Is this Trump’s war? Or Netanyahu’s? – It does seem to be more rational from the latter’s point of view, and in line with his thinking for many years. (Trump keeps changing his rationale, which suggests that for him the war’s main purpose is simply to give him something to boast about.)
For some time now we’ve been aware of the influence of ‘Israel lobbies’ in the USA and elsewhere, including the UK, driving support for the Israeli (or Zionist) cause among legislators and others; and to what appears to be good effect. (See https://en.wikipedia.org/wiki/The_Israel_Lobby_and_U.S._Foreign_Policy.) Iran has long been in Netanyahu’s sights, for understandable reasons: its leaders’ extreme anti-Israel rhetoric, its military strength and very likely its oil. So the idea that it’s Netanyahu, not Trump, who is the leading figure behind the current war, dragging the US along behind him, isn’t to be casually dismissed. A majority of Americans might even agree. And anti-Semites are almost bound to.

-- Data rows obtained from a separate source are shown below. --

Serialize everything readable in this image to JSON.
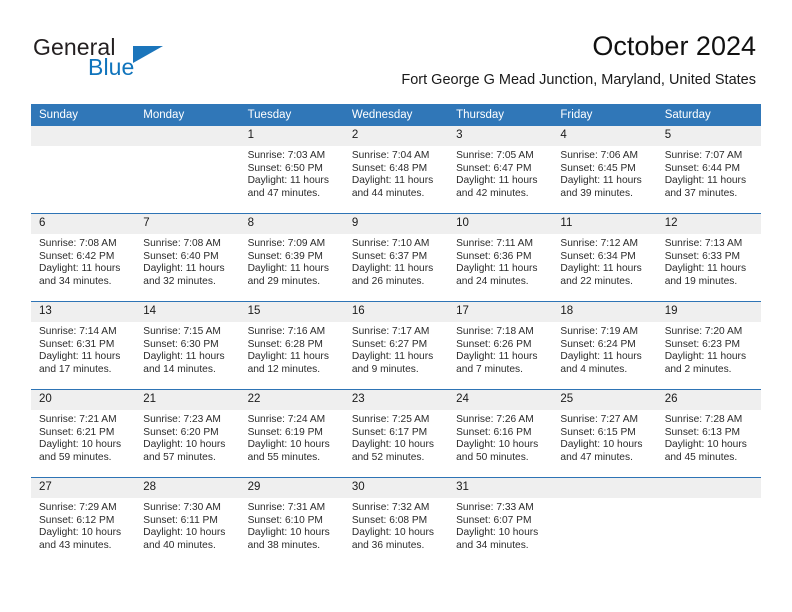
{
  "brand": {
    "name_part1": "General",
    "name_part2": "Blue",
    "logo_icon": "triangle-icon"
  },
  "header": {
    "month_title": "October 2024",
    "location": "Fort George G Mead Junction, Maryland, United States"
  },
  "colors": {
    "header_blue": "#3077b8",
    "row_divider_blue": "#2e74b5",
    "daynum_strip_gray": "#efefef",
    "brand_blue": "#1074bc",
    "text": "#1a1a1a"
  },
  "calendar": {
    "weekdays": [
      "Sunday",
      "Monday",
      "Tuesday",
      "Wednesday",
      "Thursday",
      "Friday",
      "Saturday"
    ],
    "labels": {
      "sunrise": "Sunrise:",
      "sunset": "Sunset:",
      "daylight": "Daylight:"
    },
    "weeks": [
      [
        {
          "day": "",
          "sunrise": "",
          "sunset": "",
          "daylight_line1": "",
          "daylight_line2": ""
        },
        {
          "day": "",
          "sunrise": "",
          "sunset": "",
          "daylight_line1": "",
          "daylight_line2": ""
        },
        {
          "day": "1",
          "sunrise": "Sunrise: 7:03 AM",
          "sunset": "Sunset: 6:50 PM",
          "daylight_line1": "Daylight: 11 hours",
          "daylight_line2": "and 47 minutes."
        },
        {
          "day": "2",
          "sunrise": "Sunrise: 7:04 AM",
          "sunset": "Sunset: 6:48 PM",
          "daylight_line1": "Daylight: 11 hours",
          "daylight_line2": "and 44 minutes."
        },
        {
          "day": "3",
          "sunrise": "Sunrise: 7:05 AM",
          "sunset": "Sunset: 6:47 PM",
          "daylight_line1": "Daylight: 11 hours",
          "daylight_line2": "and 42 minutes."
        },
        {
          "day": "4",
          "sunrise": "Sunrise: 7:06 AM",
          "sunset": "Sunset: 6:45 PM",
          "daylight_line1": "Daylight: 11 hours",
          "daylight_line2": "and 39 minutes."
        },
        {
          "day": "5",
          "sunrise": "Sunrise: 7:07 AM",
          "sunset": "Sunset: 6:44 PM",
          "daylight_line1": "Daylight: 11 hours",
          "daylight_line2": "and 37 minutes."
        }
      ],
      [
        {
          "day": "6",
          "sunrise": "Sunrise: 7:08 AM",
          "sunset": "Sunset: 6:42 PM",
          "daylight_line1": "Daylight: 11 hours",
          "daylight_line2": "and 34 minutes."
        },
        {
          "day": "7",
          "sunrise": "Sunrise: 7:08 AM",
          "sunset": "Sunset: 6:40 PM",
          "daylight_line1": "Daylight: 11 hours",
          "daylight_line2": "and 32 minutes."
        },
        {
          "day": "8",
          "sunrise": "Sunrise: 7:09 AM",
          "sunset": "Sunset: 6:39 PM",
          "daylight_line1": "Daylight: 11 hours",
          "daylight_line2": "and 29 minutes."
        },
        {
          "day": "9",
          "sunrise": "Sunrise: 7:10 AM",
          "sunset": "Sunset: 6:37 PM",
          "daylight_line1": "Daylight: 11 hours",
          "daylight_line2": "and 26 minutes."
        },
        {
          "day": "10",
          "sunrise": "Sunrise: 7:11 AM",
          "sunset": "Sunset: 6:36 PM",
          "daylight_line1": "Daylight: 11 hours",
          "daylight_line2": "and 24 minutes."
        },
        {
          "day": "11",
          "sunrise": "Sunrise: 7:12 AM",
          "sunset": "Sunset: 6:34 PM",
          "daylight_line1": "Daylight: 11 hours",
          "daylight_line2": "and 22 minutes."
        },
        {
          "day": "12",
          "sunrise": "Sunrise: 7:13 AM",
          "sunset": "Sunset: 6:33 PM",
          "daylight_line1": "Daylight: 11 hours",
          "daylight_line2": "and 19 minutes."
        }
      ],
      [
        {
          "day": "13",
          "sunrise": "Sunrise: 7:14 AM",
          "sunset": "Sunset: 6:31 PM",
          "daylight_line1": "Daylight: 11 hours",
          "daylight_line2": "and 17 minutes."
        },
        {
          "day": "14",
          "sunrise": "Sunrise: 7:15 AM",
          "sunset": "Sunset: 6:30 PM",
          "daylight_line1": "Daylight: 11 hours",
          "daylight_line2": "and 14 minutes."
        },
        {
          "day": "15",
          "sunrise": "Sunrise: 7:16 AM",
          "sunset": "Sunset: 6:28 PM",
          "daylight_line1": "Daylight: 11 hours",
          "daylight_line2": "and 12 minutes."
        },
        {
          "day": "16",
          "sunrise": "Sunrise: 7:17 AM",
          "sunset": "Sunset: 6:27 PM",
          "daylight_line1": "Daylight: 11 hours",
          "daylight_line2": "and 9 minutes."
        },
        {
          "day": "17",
          "sunrise": "Sunrise: 7:18 AM",
          "sunset": "Sunset: 6:26 PM",
          "daylight_line1": "Daylight: 11 hours",
          "daylight_line2": "and 7 minutes."
        },
        {
          "day": "18",
          "sunrise": "Sunrise: 7:19 AM",
          "sunset": "Sunset: 6:24 PM",
          "daylight_line1": "Daylight: 11 hours",
          "daylight_line2": "and 4 minutes."
        },
        {
          "day": "19",
          "sunrise": "Sunrise: 7:20 AM",
          "sunset": "Sunset: 6:23 PM",
          "daylight_line1": "Daylight: 11 hours",
          "daylight_line2": "and 2 minutes."
        }
      ],
      [
        {
          "day": "20",
          "sunrise": "Sunrise: 7:21 AM",
          "sunset": "Sunset: 6:21 PM",
          "daylight_line1": "Daylight: 10 hours",
          "daylight_line2": "and 59 minutes."
        },
        {
          "day": "21",
          "sunrise": "Sunrise: 7:23 AM",
          "sunset": "Sunset: 6:20 PM",
          "daylight_line1": "Daylight: 10 hours",
          "daylight_line2": "and 57 minutes."
        },
        {
          "day": "22",
          "sunrise": "Sunrise: 7:24 AM",
          "sunset": "Sunset: 6:19 PM",
          "daylight_line1": "Daylight: 10 hours",
          "daylight_line2": "and 55 minutes."
        },
        {
          "day": "23",
          "sunrise": "Sunrise: 7:25 AM",
          "sunset": "Sunset: 6:17 PM",
          "daylight_line1": "Daylight: 10 hours",
          "daylight_line2": "and 52 minutes."
        },
        {
          "day": "24",
          "sunrise": "Sunrise: 7:26 AM",
          "sunset": "Sunset: 6:16 PM",
          "daylight_line1": "Daylight: 10 hours",
          "daylight_line2": "and 50 minutes."
        },
        {
          "day": "25",
          "sunrise": "Sunrise: 7:27 AM",
          "sunset": "Sunset: 6:15 PM",
          "daylight_line1": "Daylight: 10 hours",
          "daylight_line2": "and 47 minutes."
        },
        {
          "day": "26",
          "sunrise": "Sunrise: 7:28 AM",
          "sunset": "Sunset: 6:13 PM",
          "daylight_line1": "Daylight: 10 hours",
          "daylight_line2": "and 45 minutes."
        }
      ],
      [
        {
          "day": "27",
          "sunrise": "Sunrise: 7:29 AM",
          "sunset": "Sunset: 6:12 PM",
          "daylight_line1": "Daylight: 10 hours",
          "daylight_line2": "and 43 minutes."
        },
        {
          "day": "28",
          "sunrise": "Sunrise: 7:30 AM",
          "sunset": "Sunset: 6:11 PM",
          "daylight_line1": "Daylight: 10 hours",
          "daylight_line2": "and 40 minutes."
        },
        {
          "day": "29",
          "sunrise": "Sunrise: 7:31 AM",
          "sunset": "Sunset: 6:10 PM",
          "daylight_line1": "Daylight: 10 hours",
          "daylight_line2": "and 38 minutes."
        },
        {
          "day": "30",
          "sunrise": "Sunrise: 7:32 AM",
          "sunset": "Sunset: 6:08 PM",
          "daylight_line1": "Daylight: 10 hours",
          "daylight_line2": "and 36 minutes."
        },
        {
          "day": "31",
          "sunrise": "Sunrise: 7:33 AM",
          "sunset": "Sunset: 6:07 PM",
          "daylight_line1": "Daylight: 10 hours",
          "daylight_line2": "and 34 minutes."
        },
        {
          "day": "",
          "sunrise": "",
          "sunset": "",
          "daylight_line1": "",
          "daylight_line2": ""
        },
        {
          "day": "",
          "sunrise": "",
          "sunset": "",
          "daylight_line1": "",
          "daylight_line2": ""
        }
      ]
    ]
  }
}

That’s one of the problems. The idea that Israel is the one manipulating America into this war fits uncomfortably with the long-standing ‘conspiracy theory’, which places ‘the Jews’ at the centre of a vast international plot to control the world, no less, by various secretive and underhand means. (The classic version, of course, used to be this one: https://www.britannica.com/topic/Protocols-of-the-Elders-of-Zion; but it was also rife in Tsarist Russia and Nazi Germany, and on the British Far Right, until they opportunistically changed sides.) Anyone suggesting that the Israeli ‘lobbies’ are influencing American foreign policy to this extent can easily be tarred with the ‘anti-Semitic’ brush, even in the face of evidence of the Israeli government’s, and its secret services’, efforts, at the very least, to do just that (https://www.mossad.gov.il/en). You can see in Britain and the US currently the way in which pro-Palestinian marches and demonstrations are routinely accused of Judenhetze, even when anti-Netanyahu Jews are involved. It’s a difficult accusation to shake off.
It also obstructs attempts to discover exactly how and why Israel manages to exert whatever influence it has in the USA, when only 2.5 per cent of the latter’s population is Jewish or of Jewish origin (https://en.wikipedia.org/wiki/American_Jews). To that figure however we can probably add another 30-odd per cent of so-called ‘Christian Nationalists’ – supporting an American war in order to hasten the Jewish Apocalypse as a prelude to Christ’s Second Coming (https://prri.org/research/support-for-christian-nationalism-in-all-50-states/); which makes up a pretty hefty minority overall. To this extent we can probably put some of the blame – or credit – on the shoulders of two of the Abrahamic religions; with the third of them – Islam – of course sharing much (most?) of the responsibility, on the other side.
Alternatively, of course it might after all be God’s will. To which I can only react – not anti-Semitically, I assure you – with Hilaire Belloc’s pithy little verse: ‘How odd of God/ To choose the Jews’. It will be interesting to examine how this one minority congregation could have come to accrue such influence over present-day international politics. There are several possibilities. But in any case, it must illustrate the extreme danger of bringing dogmatic and tribal religions into politics, at any level.